Bristol County Savings Bank v. Keavy

128 Mass. 298 | Mass. | 1880

Soule, J.

The evidence of the treasurer of the demandant, that the proceedings for enforcing the claim which was the foundation of the original suit were begun by his direction, being uncontrolled, showed that the original suit was duly authorized by the demandant. Wallace v. Townsend Parish, 109 Mass. 263. It would be a great obstacle to the successful management of savings banks and other corporations, if no suit for the collection of a debt could be instituted except by vote of the trustees or directors. The treasurer of the demandant might well cause suit to be brought to collect an overdue debt. And the subsequent steps of levying execution, accepting seisin, and bringing this action to try the title to the premises levied on, are merely incidental to the original suit to collect the debt, and absolutely necessary in order that the fruit of that suit be not lost. It might well be held that it needs no additional authority to attorneys regularly employed to collect a debt, to empower them to bring a writ of entry to try the title to land levied on to pay the judgment obtained, when such action is necessary to save the title acquired by the levy; but when the whole proceedings are had under the immediate direction of one of the officers of the demandant corporation, who has special charge of that class of matters to which the one in question belongs, it is clear that the whole proceedings are had with due authority from the demandant.

*303The .evidence of the treasurer, as to the communication which he made to the trustees when the vote of ratification was passed, was competent for the purpose of showing the circumstances under which that vote was passed.
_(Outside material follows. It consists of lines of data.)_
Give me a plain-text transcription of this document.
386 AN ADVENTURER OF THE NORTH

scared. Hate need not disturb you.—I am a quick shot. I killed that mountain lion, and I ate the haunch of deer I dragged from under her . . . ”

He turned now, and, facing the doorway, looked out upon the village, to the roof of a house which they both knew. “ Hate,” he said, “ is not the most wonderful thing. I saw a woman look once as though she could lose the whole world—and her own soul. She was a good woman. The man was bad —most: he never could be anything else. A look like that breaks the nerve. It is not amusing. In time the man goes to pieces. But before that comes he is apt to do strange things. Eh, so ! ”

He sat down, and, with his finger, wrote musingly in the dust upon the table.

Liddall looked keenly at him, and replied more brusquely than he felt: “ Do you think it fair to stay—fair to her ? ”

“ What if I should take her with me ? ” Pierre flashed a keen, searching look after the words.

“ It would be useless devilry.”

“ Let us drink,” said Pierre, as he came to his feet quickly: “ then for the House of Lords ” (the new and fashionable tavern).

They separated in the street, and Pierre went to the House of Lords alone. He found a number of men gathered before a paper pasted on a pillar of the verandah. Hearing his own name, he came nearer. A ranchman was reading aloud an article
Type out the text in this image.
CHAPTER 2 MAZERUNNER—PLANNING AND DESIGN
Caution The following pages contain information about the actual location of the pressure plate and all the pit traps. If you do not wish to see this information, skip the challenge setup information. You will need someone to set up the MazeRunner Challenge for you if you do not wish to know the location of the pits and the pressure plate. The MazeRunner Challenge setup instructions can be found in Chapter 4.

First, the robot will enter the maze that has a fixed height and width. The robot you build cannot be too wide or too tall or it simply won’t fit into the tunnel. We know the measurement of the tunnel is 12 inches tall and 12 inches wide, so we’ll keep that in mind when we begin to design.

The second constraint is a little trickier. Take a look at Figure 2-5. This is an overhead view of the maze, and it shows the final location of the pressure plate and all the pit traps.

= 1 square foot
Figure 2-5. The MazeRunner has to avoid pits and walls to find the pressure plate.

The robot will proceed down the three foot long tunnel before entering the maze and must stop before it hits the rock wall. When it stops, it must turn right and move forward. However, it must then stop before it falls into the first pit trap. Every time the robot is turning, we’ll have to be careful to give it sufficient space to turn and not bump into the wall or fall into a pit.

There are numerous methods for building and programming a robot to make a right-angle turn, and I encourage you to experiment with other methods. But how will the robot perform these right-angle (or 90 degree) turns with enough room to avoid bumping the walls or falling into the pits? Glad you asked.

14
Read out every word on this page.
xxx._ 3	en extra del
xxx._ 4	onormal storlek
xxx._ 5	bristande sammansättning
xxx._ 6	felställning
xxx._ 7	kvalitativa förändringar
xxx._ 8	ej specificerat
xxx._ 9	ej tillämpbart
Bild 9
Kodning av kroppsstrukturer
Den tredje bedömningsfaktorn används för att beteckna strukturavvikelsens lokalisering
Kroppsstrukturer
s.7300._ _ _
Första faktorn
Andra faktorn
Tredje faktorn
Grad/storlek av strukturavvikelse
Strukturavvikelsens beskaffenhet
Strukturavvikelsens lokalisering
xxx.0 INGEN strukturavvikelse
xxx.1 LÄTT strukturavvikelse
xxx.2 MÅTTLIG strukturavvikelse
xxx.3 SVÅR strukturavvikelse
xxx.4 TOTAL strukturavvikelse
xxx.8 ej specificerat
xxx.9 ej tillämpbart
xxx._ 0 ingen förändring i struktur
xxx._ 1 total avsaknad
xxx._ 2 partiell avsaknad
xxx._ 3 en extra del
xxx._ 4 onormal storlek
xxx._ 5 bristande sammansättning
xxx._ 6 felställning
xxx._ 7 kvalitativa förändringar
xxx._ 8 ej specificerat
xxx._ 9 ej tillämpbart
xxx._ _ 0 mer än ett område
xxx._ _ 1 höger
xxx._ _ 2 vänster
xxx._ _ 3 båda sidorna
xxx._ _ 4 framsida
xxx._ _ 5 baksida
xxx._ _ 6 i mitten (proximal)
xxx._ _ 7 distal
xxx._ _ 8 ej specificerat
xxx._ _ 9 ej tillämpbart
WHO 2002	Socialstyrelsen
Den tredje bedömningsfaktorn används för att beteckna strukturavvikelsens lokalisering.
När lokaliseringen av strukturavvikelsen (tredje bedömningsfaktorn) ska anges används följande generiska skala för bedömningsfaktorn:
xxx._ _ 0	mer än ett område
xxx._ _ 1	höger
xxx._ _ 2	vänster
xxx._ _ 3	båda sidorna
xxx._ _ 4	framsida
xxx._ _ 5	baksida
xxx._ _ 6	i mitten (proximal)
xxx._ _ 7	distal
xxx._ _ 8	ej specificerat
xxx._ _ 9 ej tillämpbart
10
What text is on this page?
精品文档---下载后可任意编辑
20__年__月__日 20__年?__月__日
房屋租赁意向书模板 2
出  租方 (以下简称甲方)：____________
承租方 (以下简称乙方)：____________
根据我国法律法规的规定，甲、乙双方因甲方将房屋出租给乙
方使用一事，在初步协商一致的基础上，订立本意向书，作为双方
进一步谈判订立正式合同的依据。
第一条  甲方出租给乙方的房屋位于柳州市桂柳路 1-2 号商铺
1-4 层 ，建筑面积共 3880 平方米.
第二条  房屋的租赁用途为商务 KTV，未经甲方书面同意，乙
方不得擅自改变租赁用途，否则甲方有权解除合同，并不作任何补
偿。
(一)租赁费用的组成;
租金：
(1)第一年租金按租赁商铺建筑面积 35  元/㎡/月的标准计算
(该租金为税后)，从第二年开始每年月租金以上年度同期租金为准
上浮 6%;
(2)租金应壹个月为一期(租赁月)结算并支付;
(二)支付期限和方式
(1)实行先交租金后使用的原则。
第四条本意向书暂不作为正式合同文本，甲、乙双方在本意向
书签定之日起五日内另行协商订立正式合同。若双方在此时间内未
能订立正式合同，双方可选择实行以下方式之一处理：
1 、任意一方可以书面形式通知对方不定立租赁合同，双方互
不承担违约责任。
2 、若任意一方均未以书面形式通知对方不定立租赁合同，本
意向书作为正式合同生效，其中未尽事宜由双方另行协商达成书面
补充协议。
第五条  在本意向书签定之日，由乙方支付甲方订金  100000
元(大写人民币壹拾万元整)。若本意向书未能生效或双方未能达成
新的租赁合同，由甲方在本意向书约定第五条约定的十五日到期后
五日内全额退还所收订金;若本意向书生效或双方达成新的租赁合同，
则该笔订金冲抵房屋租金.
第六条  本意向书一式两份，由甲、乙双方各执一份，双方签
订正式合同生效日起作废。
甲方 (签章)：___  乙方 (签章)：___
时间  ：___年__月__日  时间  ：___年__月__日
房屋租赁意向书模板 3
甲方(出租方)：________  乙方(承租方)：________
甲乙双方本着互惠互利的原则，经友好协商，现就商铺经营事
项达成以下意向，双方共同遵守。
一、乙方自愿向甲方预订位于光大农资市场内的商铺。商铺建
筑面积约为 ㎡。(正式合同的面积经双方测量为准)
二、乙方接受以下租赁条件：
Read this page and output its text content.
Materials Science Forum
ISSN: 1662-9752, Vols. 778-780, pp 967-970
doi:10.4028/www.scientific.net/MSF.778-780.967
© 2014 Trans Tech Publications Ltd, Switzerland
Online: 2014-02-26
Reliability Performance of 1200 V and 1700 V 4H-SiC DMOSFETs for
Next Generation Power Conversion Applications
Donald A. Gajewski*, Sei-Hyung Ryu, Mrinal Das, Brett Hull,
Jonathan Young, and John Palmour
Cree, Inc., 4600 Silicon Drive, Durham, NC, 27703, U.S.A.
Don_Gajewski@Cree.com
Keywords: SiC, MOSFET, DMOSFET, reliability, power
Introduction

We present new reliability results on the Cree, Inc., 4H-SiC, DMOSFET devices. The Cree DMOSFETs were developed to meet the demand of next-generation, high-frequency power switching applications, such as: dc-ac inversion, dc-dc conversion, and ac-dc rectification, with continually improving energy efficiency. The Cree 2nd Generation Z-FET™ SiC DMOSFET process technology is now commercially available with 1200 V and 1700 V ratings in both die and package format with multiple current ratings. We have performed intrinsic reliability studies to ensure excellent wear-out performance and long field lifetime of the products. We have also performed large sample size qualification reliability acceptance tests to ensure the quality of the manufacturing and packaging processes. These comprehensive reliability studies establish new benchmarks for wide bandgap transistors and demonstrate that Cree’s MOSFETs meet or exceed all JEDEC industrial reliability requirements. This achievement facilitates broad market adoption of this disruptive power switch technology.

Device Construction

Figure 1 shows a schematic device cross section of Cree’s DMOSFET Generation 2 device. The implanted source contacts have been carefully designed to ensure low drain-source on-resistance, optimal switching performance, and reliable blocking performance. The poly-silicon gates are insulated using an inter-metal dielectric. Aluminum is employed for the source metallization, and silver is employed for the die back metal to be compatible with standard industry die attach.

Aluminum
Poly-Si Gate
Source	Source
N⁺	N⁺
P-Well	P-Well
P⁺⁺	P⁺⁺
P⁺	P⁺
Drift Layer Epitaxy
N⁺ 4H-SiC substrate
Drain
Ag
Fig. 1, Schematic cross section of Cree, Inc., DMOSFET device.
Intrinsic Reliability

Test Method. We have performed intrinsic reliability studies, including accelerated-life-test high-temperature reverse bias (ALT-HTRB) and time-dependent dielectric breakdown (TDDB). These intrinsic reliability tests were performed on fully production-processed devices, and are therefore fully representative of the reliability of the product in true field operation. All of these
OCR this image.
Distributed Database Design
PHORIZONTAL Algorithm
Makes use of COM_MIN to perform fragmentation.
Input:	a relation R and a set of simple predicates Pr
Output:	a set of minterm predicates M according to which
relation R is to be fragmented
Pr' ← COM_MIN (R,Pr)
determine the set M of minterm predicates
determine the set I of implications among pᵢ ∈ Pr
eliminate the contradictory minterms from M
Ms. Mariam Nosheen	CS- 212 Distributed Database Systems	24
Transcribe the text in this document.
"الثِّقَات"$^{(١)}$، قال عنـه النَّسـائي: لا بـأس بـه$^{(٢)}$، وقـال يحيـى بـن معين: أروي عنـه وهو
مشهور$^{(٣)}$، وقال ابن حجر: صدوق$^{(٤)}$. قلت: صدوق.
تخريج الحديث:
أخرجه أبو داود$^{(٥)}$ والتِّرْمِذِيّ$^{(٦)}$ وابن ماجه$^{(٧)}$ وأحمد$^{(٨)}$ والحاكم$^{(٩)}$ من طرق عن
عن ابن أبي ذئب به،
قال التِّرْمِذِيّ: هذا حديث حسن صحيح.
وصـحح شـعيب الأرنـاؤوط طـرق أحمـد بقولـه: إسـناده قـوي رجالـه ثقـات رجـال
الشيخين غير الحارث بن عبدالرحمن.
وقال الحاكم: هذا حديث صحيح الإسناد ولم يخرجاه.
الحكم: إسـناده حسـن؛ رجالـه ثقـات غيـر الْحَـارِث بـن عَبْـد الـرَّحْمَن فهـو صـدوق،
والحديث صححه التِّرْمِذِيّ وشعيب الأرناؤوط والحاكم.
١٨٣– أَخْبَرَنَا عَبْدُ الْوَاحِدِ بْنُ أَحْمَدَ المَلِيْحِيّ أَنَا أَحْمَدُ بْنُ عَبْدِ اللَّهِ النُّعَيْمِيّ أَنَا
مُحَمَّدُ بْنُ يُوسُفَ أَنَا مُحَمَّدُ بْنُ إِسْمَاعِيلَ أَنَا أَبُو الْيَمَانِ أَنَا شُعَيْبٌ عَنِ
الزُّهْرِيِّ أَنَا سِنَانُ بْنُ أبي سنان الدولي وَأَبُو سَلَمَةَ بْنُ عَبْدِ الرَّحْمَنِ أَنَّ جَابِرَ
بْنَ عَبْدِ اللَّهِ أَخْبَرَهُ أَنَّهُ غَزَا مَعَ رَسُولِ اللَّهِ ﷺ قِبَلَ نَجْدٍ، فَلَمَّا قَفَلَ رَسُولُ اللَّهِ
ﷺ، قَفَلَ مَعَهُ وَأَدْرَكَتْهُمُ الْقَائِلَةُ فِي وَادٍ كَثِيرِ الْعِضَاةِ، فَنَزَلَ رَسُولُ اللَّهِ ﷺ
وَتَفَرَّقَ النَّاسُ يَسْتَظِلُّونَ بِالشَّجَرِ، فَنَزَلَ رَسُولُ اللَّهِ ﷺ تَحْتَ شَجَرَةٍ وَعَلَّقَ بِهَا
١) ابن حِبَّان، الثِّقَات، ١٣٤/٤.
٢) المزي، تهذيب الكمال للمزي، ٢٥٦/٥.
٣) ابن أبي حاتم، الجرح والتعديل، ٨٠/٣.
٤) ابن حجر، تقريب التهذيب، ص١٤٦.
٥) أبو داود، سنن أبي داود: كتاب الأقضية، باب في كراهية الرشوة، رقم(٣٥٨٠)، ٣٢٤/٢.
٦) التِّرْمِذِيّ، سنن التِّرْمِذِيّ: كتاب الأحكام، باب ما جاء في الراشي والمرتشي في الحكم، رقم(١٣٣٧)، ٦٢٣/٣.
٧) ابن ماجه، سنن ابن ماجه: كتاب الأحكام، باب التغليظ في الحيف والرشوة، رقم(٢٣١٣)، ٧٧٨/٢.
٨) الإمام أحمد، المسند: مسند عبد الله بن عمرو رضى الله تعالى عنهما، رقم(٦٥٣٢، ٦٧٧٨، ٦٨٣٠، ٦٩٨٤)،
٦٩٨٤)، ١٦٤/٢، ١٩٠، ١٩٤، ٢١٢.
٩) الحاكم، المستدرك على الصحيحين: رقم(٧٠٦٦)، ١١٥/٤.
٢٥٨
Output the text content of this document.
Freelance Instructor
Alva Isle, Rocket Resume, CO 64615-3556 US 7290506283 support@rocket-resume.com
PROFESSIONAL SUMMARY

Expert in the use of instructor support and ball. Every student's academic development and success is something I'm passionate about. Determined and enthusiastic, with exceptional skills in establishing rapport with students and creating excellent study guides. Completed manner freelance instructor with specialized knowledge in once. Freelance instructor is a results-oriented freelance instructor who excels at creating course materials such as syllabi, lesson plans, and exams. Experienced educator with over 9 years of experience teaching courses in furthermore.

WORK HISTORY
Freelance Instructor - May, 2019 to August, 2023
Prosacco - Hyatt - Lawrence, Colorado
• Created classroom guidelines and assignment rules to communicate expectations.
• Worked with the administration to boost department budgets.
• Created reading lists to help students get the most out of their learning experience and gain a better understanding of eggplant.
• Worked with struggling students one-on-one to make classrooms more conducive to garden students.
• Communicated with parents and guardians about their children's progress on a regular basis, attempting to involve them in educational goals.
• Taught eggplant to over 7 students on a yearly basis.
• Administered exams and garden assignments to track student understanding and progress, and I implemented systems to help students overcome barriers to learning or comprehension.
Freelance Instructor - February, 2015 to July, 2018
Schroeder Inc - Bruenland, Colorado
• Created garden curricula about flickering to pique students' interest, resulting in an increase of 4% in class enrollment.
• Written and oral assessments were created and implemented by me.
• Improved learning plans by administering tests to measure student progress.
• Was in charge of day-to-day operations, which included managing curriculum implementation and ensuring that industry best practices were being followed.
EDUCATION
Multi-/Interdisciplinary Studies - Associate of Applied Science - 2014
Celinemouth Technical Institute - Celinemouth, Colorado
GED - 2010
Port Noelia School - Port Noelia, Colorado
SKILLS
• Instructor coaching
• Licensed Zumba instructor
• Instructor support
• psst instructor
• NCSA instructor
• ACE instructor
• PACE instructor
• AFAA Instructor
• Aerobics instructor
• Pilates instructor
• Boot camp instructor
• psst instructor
It was not offered to prove the truth of anything which the communication recited, but only to prove that the communication was made, as part of a transaction.

The evidence of the register of deeds as to the result of his examination of the records was properly admitted. Commonwealth v. Hatfield, 107 Mass. 227. The whole evidence is not reported, but it is clear that the question, whether James Keavy had any other property than that in dispute when he conveyed to the defendant, was an important one to decide, in ascertaining whether the conveyance was fraudulent or not.

The witness Buffington was plainly qualified to testify as to the value of the land. He was a real-estate broker and an auctioneer, and was accustomed to sell and value lands in various parts of the city, and had appraised land on the street where the premises are situated.

The instructions given to the jury were sufficiently favorable to the defendant. He was not entitled to the ruling asked for, without qualification, and, as qualified, the instructions fully protected him in his rights. Under them, the jury could not have returned a verdict against him, without finding that James made the conveyance with the purpose of hindering his creditors, and that the defendant intended to assist him in hindering and defrauding them. Exceptions overruled.